In 1952, Bill Haley with Haley’s Comets began their history-making – releasing their single “Crazy Man, Crazy,” which became the first rock and roll song to hit the American charts, peaking at #15 on the Billboard charts. Pat Boone and Ricky Nelson were having some early success with rock and roll, too. They’d figured out a winning formula – borrowing songs from Little Richard and Fats Domino. By shucking away the innuendo and grit of the black artists’ originals, they could make inoffensive R&B hits. There were many such precursors to the music made by Haley, who was born to musically inclined parents in Michigan, raised in Pennsylvania and gifted with his first real guitar after he’d fashioned one out of cardboard.

Having already ventured outside his Western swing roots with great success, Haley knew the reward of risk. He’d left home at age 15 with little more than his guitar and made a name for himself as a dynamic frontman – but not before weathering long stretches of poverty and hunger. In fact, it was his risk-taking cut of “Crazy Man, Crazy” that won him the consideration of “Rock Around the Clock” songwriters Freedman and Myers, who handpicked Haley to record their song. As the former musical director of a Chester, Pennsylvania, radio station, Haley understood the malleability of radio listeners.

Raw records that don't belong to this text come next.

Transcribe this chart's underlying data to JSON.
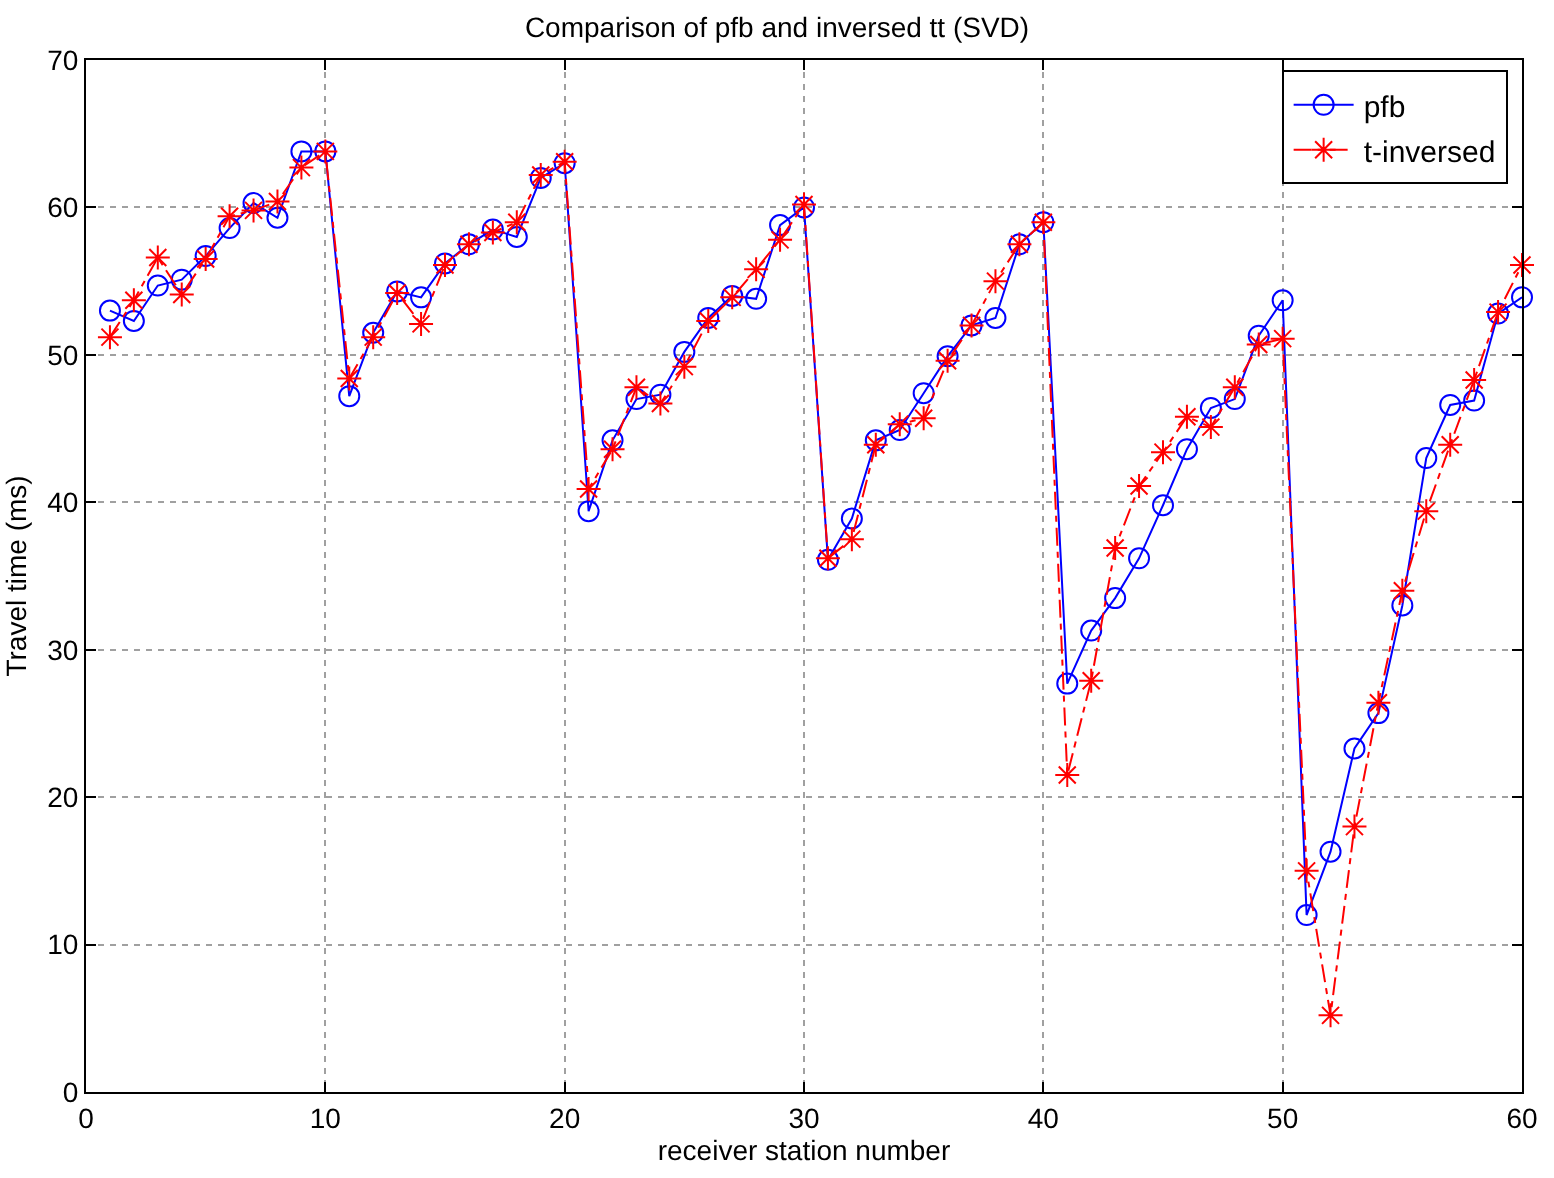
{
  "chart_data": {
    "type": "line",
    "title": "Comparison of pfb and inversed tt (SVD)",
    "xlabel": "receiver station number",
    "ylabel": "Travel time (ms)",
    "x": [
      1,
      2,
      3,
      4,
      5,
      6,
      7,
      8,
      9,
      10,
      11,
      12,
      13,
      14,
      15,
      16,
      17,
      18,
      19,
      20,
      21,
      22,
      23,
      24,
      25,
      26,
      27,
      28,
      29,
      30,
      31,
      32,
      33,
      34,
      35,
      36,
      37,
      38,
      39,
      40,
      41,
      42,
      43,
      44,
      45,
      46,
      47,
      48,
      49,
      50,
      51,
      52,
      53,
      54,
      55,
      56,
      57,
      58,
      59,
      60
    ],
    "series": [
      {
        "name": "pfb",
        "color": "#0000ff",
        "marker": "circle",
        "line_style": "solid",
        "values": [
          53.0,
          52.3,
          54.7,
          55.1,
          56.7,
          58.6,
          60.3,
          59.3,
          63.8,
          63.8,
          47.2,
          51.5,
          54.3,
          53.9,
          56.2,
          57.5,
          58.5,
          58.0,
          62.0,
          63.0,
          39.4,
          44.2,
          47.0,
          47.3,
          50.2,
          52.5,
          54.0,
          53.8,
          58.8,
          60.0,
          36.1,
          38.9,
          44.2,
          44.9,
          47.4,
          49.9,
          52.0,
          52.5,
          57.5,
          59.0,
          27.7,
          31.3,
          33.5,
          36.2,
          39.8,
          43.6,
          46.4,
          47.0,
          51.3,
          53.7,
          12.0,
          16.3,
          23.3,
          25.7,
          33.0,
          43.0,
          46.6,
          46.9,
          52.8,
          53.9
        ]
      },
      {
        "name": "t-inversed",
        "color": "#ff0000",
        "marker": "cross",
        "line_style": "dashed",
        "values": [
          51.2,
          53.7,
          56.6,
          54.1,
          56.5,
          59.4,
          59.8,
          60.4,
          62.7,
          63.8,
          48.4,
          51.2,
          54.2,
          52.1,
          56.1,
          57.5,
          58.3,
          59.0,
          62.2,
          63.1,
          40.9,
          43.6,
          47.8,
          46.7,
          49.2,
          52.3,
          53.9,
          55.8,
          57.8,
          60.2,
          36.2,
          37.5,
          43.9,
          45.3,
          45.7,
          49.6,
          52.0,
          55.0,
          57.5,
          59.0,
          21.5,
          27.9,
          36.9,
          41.1,
          43.4,
          45.8,
          45.1,
          47.8,
          50.7,
          51.1,
          15.0,
          5.2,
          18.0,
          26.4,
          34.0,
          39.4,
          43.9,
          48.3,
          52.9,
          56.1
        ]
      }
    ],
    "xlim": [
      0,
      60
    ],
    "xticks": [
      0,
      10,
      20,
      30,
      40,
      50,
      60
    ],
    "ylim": [
      0,
      70
    ],
    "yticks": [
      0,
      10,
      20,
      30,
      40,
      50,
      60,
      70
    ],
    "grid": true,
    "legend": "top right"
  }
}
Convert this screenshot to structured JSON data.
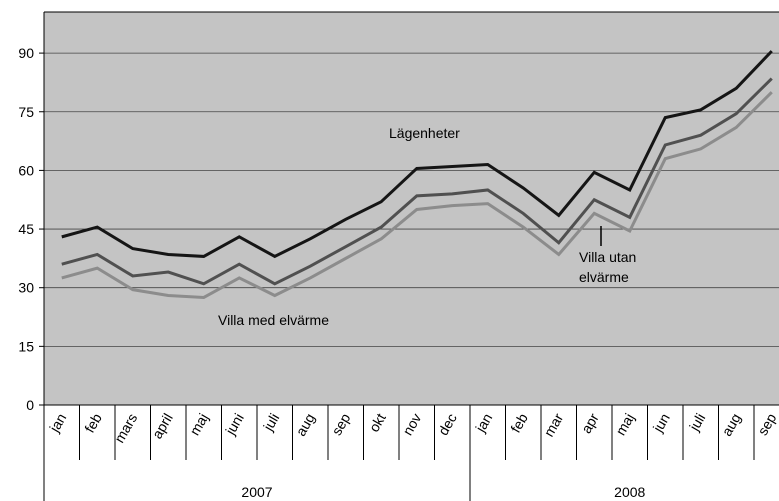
{
  "chart_data": {
    "type": "line",
    "categories": [
      "jan",
      "feb",
      "mars",
      "april",
      "maj",
      "juni",
      "juli",
      "aug",
      "sep",
      "okt",
      "nov",
      "dec",
      "jan",
      "feb",
      "mar",
      "apr",
      "maj",
      "jun",
      "juli",
      "aug",
      "sep"
    ],
    "x_groups": [
      {
        "label": "2007",
        "span": 12
      },
      {
        "label": "2008",
        "span": 9
      }
    ],
    "series": [
      {
        "name": "Lägenheter",
        "color": "#151515",
        "values": [
          43,
          45.5,
          40,
          38.5,
          38,
          43,
          38,
          42.5,
          47.5,
          52,
          60.5,
          61,
          61.5,
          55.5,
          48.5,
          59.5,
          55,
          73.5,
          75.5,
          81,
          90.5
        ]
      },
      {
        "name": "Villa utan elvärme",
        "color": "#505050",
        "values": [
          36,
          38.5,
          33,
          34,
          31,
          36,
          31,
          35.5,
          40.5,
          45.5,
          53.5,
          54,
          55,
          49,
          41.5,
          52.5,
          48,
          66.5,
          69,
          74.5,
          83.5
        ]
      },
      {
        "name": "Villa med elvärme",
        "color": "#8c8c8c",
        "values": [
          32.5,
          35,
          29.5,
          28,
          27.5,
          32.5,
          28,
          32.5,
          37.5,
          42.5,
          50,
          51,
          51.5,
          45.5,
          38.5,
          49,
          44.5,
          63,
          65.5,
          71,
          80
        ]
      }
    ],
    "ylim": [
      0,
      100
    ],
    "yticks": [
      0,
      15,
      30,
      45,
      60,
      75,
      90
    ],
    "grid": true
  }
}
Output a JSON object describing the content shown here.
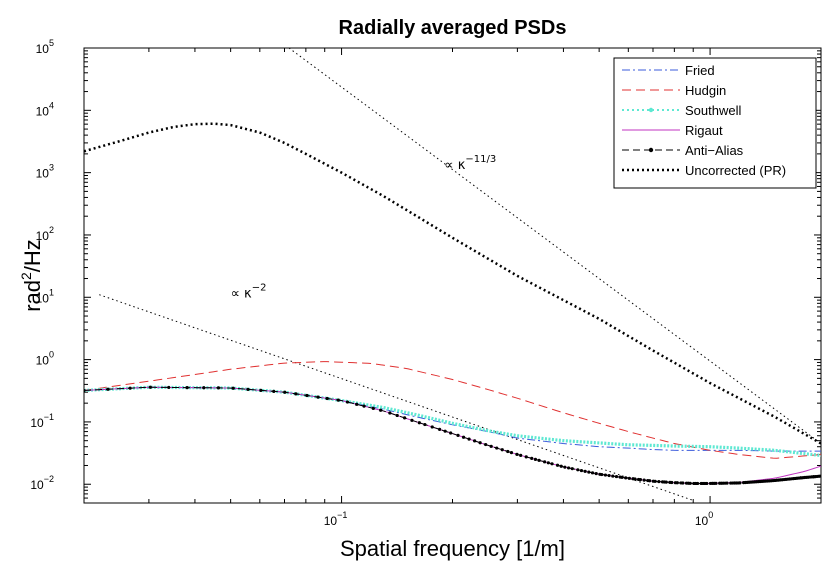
{
  "chart_data": {
    "type": "line",
    "title": "Radially averaged PSDs",
    "xlabel": "Spatial frequency [1/m]",
    "ylabel_base": "rad",
    "ylabel_sup": "2",
    "ylabel_tail": "/Hz",
    "x_scale": "log",
    "y_scale": "log",
    "xlim": [
      0.02,
      2.0
    ],
    "ylim": [
      0.005,
      100000
    ],
    "grid": false,
    "legend_position": "top-right",
    "x_ticks": [
      {
        "value": 0.1,
        "base": "10",
        "exp": "−1"
      },
      {
        "value": 1.0,
        "base": "10",
        "exp": "0"
      }
    ],
    "y_ticks": [
      {
        "value": 0.01,
        "base": "10",
        "exp": "−2"
      },
      {
        "value": 0.1,
        "base": "10",
        "exp": "−1"
      },
      {
        "value": 1,
        "base": "10",
        "exp": "0"
      },
      {
        "value": 10,
        "base": "10",
        "exp": "1"
      },
      {
        "value": 100,
        "base": "10",
        "exp": "2"
      },
      {
        "value": 1000,
        "base": "10",
        "exp": "3"
      },
      {
        "value": 10000,
        "base": "10",
        "exp": "4"
      },
      {
        "value": 100000,
        "base": "10",
        "exp": "5"
      }
    ],
    "annotations": [
      {
        "id": "k113",
        "prefix": "∝ κ",
        "sup": "−11/3",
        "x": 0.19,
        "y": 1150
      },
      {
        "id": "k2",
        "prefix": "∝ κ",
        "sup": "−2",
        "x": 0.05,
        "y": 10
      }
    ],
    "series": [
      {
        "name": "Fried",
        "color": "#3b5bdb",
        "style": "dashdot",
        "x": [
          0.02,
          0.03,
          0.05,
          0.07,
          0.1,
          0.13,
          0.16,
          0.2,
          0.25,
          0.3,
          0.4,
          0.5,
          0.6,
          0.7,
          0.8,
          1.0,
          1.2,
          1.5,
          1.8,
          2.0
        ],
        "y": [
          0.32,
          0.36,
          0.35,
          0.3,
          0.22,
          0.16,
          0.12,
          0.09,
          0.07,
          0.055,
          0.045,
          0.04,
          0.038,
          0.036,
          0.035,
          0.035,
          0.035,
          0.034,
          0.034,
          0.034
        ]
      },
      {
        "name": "Hudgin",
        "color": "#e03131",
        "style": "dashed",
        "x": [
          0.02,
          0.03,
          0.05,
          0.07,
          0.09,
          0.12,
          0.15,
          0.2,
          0.25,
          0.3,
          0.4,
          0.5,
          0.6,
          0.7,
          0.8,
          1.0,
          1.2,
          1.5,
          2.0
        ],
        "y": [
          0.32,
          0.45,
          0.7,
          0.88,
          0.93,
          0.87,
          0.72,
          0.48,
          0.33,
          0.24,
          0.14,
          0.095,
          0.07,
          0.055,
          0.045,
          0.035,
          0.03,
          0.026,
          0.03
        ]
      },
      {
        "name": "Southwell",
        "color": "#5ee8d2",
        "style": "dotted",
        "x": [
          0.02,
          0.03,
          0.05,
          0.07,
          0.1,
          0.13,
          0.16,
          0.2,
          0.25,
          0.3,
          0.4,
          0.5,
          0.6,
          0.7,
          0.8,
          1.0,
          1.2,
          1.5,
          1.8,
          2.0
        ],
        "y": [
          0.32,
          0.36,
          0.35,
          0.3,
          0.22,
          0.17,
          0.13,
          0.095,
          0.072,
          0.06,
          0.05,
          0.046,
          0.043,
          0.042,
          0.041,
          0.04,
          0.038,
          0.035,
          0.031,
          0.029
        ]
      },
      {
        "name": "Rigaut",
        "color": "#c033c0",
        "style": "solid",
        "x": [
          0.02,
          0.03,
          0.05,
          0.07,
          0.1,
          0.13,
          0.16,
          0.2,
          0.25,
          0.3,
          0.4,
          0.5,
          0.6,
          0.7,
          0.8,
          0.9,
          1.0,
          1.2,
          1.5,
          1.8,
          2.0
        ],
        "y": [
          0.32,
          0.36,
          0.35,
          0.3,
          0.22,
          0.15,
          0.1,
          0.065,
          0.042,
          0.03,
          0.019,
          0.0145,
          0.0125,
          0.0112,
          0.0106,
          0.0103,
          0.0103,
          0.0107,
          0.0125,
          0.016,
          0.0195
        ]
      },
      {
        "name": "Anti−Alias",
        "color": "#000000",
        "style": "dashed-dots",
        "x": [
          0.02,
          0.03,
          0.05,
          0.07,
          0.1,
          0.13,
          0.16,
          0.2,
          0.25,
          0.3,
          0.4,
          0.5,
          0.6,
          0.7,
          0.8,
          0.9,
          1.0,
          1.2,
          1.5,
          1.8,
          2.0
        ],
        "y": [
          0.32,
          0.36,
          0.35,
          0.3,
          0.22,
          0.15,
          0.1,
          0.065,
          0.042,
          0.03,
          0.019,
          0.0145,
          0.0125,
          0.0112,
          0.0106,
          0.0103,
          0.0103,
          0.0105,
          0.0115,
          0.0128,
          0.0135
        ]
      },
      {
        "name": "Uncorrected (PR)",
        "color": "#000000",
        "style": "thick-dotted",
        "x": [
          0.02,
          0.025,
          0.03,
          0.035,
          0.04,
          0.045,
          0.05,
          0.06,
          0.07,
          0.08,
          0.1,
          0.13,
          0.16,
          0.2,
          0.3,
          0.4,
          0.5,
          0.7,
          1.0,
          1.5,
          2.0
        ],
        "y": [
          2200,
          3200,
          4400,
          5400,
          6000,
          6100,
          5800,
          4400,
          3000,
          2000,
          1000,
          420,
          200,
          90,
          22,
          9,
          4.5,
          1.4,
          0.42,
          0.12,
          0.045
        ]
      }
    ],
    "reference_lines": [
      {
        "id": "ref-k113",
        "x": [
          0.072,
          2.0
        ],
        "y": [
          100000,
          0.045
        ]
      },
      {
        "id": "ref-k2",
        "x": [
          0.022,
          0.9
        ],
        "y": [
          11,
          0.0055
        ]
      }
    ]
  }
}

The color of his skin would make the rock genre more palatable to other white people.

The two-minute-and-eight-second “Rock Around the Clock” broke records everywhere it played. Among other distinctions, it’s known today as the biggest-selling vinyl rock and roll single and the most-played song of all time. It was also the highest-charting song ever recorded by Haley, who died in 1981. Now that Americans have weathered the rancor and raunchiness of Nine Inch Nails and Marilyn Manson, “Rock Around the Clock’s” racy theme sounds benign beyond belief, but in 1955 it was a sign: That rumble in the belly had given way to a gnawing hunger.